Re: [PATCHv2 2/4] x86_64: embrace KERNEL_STACK_OFFSET

From: Denys Vlasenko
Date: Thu Jan 22 2015 - 19:53:55 EST


On Wed, Jan 21, 2015 at 5:29 PM, Alexander van Heukelum
<heukelum@xxxxxxxxxxx> wrote:
> On Wed, Jan 21, 2015, at 14:44, Denys Vlasenko wrote:
>> On Sun, Jan 18, 2015 at 12:45 PM, Alexander van Heukelum
>> <heukelum@xxxxxxxxxxx> wrote:
>> > KERNEL_STACK_OFFSET is the offset from the top of the kernel stack
>> > page to the value of the kernel_stack percpu variable. This patch
>> > changes KERNEL_STACK_OFFSET to configure a reserved space of 16
>> > bytes above the user ptregs frame. KERNEL_STACK_OFFSET must be
>> > set to a multiple of 16 bytes due to the automatic stack alignment
>> > of interrupts, traps, and exceptions on x86_64.
>>
>> I propose to set kernel_stack percpu variable to point
>> to the top of kernel stack (obvious, isn't it?)
>> and eliminate KERNEL_STACK_OFFSET altogether.
>
> By "top of kernel stack", do you mean the page boundary or the
> top of struct pt_regs on the kernel stack? (is it really that obvious?)
> I think Borislav did the latter for x86_64 in his patchset.

Page boundary.

kernel_stack is currently initialized as follows:

this_cpu_write(kernel_stack,
(unsigned long)task_stack_page(next_p) +
THREAD_SIZE - KERNEL_STACK_OFFSET);

i.e. it points KERNEL_STACK_OFFSET bytes below top-of-stack,
which is two pages above task_struct.

Why do we have KERNEL_STACK_OFFSET?

The original idea was that on SYSCALL instruction entry, which
does not create iret stack, we can eliminate one "sub $5*8,%rsp"
instruction. This idea currently does not work, because we
have such instruction anyway (it allocates pr_regs). Nothing is saved there.

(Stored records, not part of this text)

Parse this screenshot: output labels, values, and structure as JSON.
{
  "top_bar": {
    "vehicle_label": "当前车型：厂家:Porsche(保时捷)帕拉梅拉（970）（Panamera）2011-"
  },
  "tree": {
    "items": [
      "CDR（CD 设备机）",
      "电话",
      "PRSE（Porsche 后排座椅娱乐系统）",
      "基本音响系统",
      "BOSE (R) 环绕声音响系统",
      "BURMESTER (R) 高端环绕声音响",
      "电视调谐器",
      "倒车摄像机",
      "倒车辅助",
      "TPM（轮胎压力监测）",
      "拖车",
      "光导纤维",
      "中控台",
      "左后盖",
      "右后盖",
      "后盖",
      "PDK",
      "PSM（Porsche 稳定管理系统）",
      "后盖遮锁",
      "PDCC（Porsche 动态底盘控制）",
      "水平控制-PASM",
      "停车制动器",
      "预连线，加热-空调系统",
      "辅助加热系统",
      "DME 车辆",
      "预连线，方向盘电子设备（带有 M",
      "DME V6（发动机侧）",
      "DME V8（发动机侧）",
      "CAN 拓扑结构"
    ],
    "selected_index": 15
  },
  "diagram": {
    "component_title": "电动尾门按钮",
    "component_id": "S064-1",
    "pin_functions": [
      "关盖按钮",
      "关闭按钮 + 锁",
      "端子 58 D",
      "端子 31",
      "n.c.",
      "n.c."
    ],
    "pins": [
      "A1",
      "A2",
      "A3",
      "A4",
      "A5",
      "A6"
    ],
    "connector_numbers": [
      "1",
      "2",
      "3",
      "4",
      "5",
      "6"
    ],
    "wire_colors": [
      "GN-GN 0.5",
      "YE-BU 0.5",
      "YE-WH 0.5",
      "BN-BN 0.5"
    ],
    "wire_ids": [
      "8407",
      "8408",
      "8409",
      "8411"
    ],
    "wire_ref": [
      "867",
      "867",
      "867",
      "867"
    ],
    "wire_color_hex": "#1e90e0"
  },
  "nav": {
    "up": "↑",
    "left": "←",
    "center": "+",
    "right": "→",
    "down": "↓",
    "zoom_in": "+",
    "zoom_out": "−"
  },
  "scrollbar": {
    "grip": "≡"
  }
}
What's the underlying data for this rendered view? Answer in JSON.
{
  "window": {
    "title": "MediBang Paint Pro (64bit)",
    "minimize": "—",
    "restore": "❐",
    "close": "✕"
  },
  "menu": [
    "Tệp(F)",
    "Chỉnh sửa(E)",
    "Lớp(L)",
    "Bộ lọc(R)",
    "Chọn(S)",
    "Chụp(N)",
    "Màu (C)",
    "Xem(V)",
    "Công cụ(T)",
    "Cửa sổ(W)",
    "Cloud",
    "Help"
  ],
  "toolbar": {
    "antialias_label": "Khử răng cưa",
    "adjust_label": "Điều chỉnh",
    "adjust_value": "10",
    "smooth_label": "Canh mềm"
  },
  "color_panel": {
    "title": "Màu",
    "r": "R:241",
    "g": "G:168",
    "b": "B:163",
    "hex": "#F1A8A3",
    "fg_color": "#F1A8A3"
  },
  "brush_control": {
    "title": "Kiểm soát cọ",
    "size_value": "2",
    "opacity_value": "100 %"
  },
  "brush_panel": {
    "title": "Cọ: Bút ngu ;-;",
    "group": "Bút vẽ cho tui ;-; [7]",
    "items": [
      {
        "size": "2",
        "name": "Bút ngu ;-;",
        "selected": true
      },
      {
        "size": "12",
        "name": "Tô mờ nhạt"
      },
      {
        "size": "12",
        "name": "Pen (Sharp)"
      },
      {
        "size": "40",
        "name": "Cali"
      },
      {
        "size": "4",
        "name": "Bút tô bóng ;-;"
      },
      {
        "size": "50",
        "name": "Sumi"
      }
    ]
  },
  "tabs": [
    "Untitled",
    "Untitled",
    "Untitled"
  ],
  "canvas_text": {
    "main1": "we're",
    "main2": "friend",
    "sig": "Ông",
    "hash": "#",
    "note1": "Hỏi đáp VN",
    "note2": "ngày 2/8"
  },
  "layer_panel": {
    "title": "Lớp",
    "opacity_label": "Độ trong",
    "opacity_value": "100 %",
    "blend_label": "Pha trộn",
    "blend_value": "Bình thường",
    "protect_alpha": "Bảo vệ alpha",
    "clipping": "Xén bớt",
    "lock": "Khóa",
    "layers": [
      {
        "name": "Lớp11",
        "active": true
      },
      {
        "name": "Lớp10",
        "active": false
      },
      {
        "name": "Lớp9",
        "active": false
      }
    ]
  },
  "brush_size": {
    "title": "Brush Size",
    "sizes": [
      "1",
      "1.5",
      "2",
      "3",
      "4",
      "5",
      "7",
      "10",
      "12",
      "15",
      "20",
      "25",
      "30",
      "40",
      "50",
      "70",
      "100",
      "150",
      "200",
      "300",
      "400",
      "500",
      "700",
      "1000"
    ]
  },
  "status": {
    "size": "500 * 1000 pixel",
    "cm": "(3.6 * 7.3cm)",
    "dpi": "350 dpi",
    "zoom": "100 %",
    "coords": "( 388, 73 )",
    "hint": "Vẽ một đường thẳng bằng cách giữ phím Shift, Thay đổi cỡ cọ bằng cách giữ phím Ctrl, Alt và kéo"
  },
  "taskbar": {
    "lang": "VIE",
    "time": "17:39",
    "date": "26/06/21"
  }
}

And here, in 32-bit compat code:

ENTRY(ia32_sysenter_target)
CFI_STARTPROC32 simple
CFI_SIGNAL_FRAME
CFI_DEF_CFA rsp,0
CFI_REGISTER rsp,rbp
SWAPGS_UNSAFE_STACK
movq PER_CPU_VAR(kernel_stack), %rsp
addq $(KERNEL_STACK_OFFSET),%rsp

we even need to _undo_ the "KERNEL_STACK_OFFSET optimization"
(last insn).

My patch "[PATCH 09/11] x86: get rid of KERNEL_STACK_OFFSET"
simply drops the KERNEL_STACK_OFFSET thing.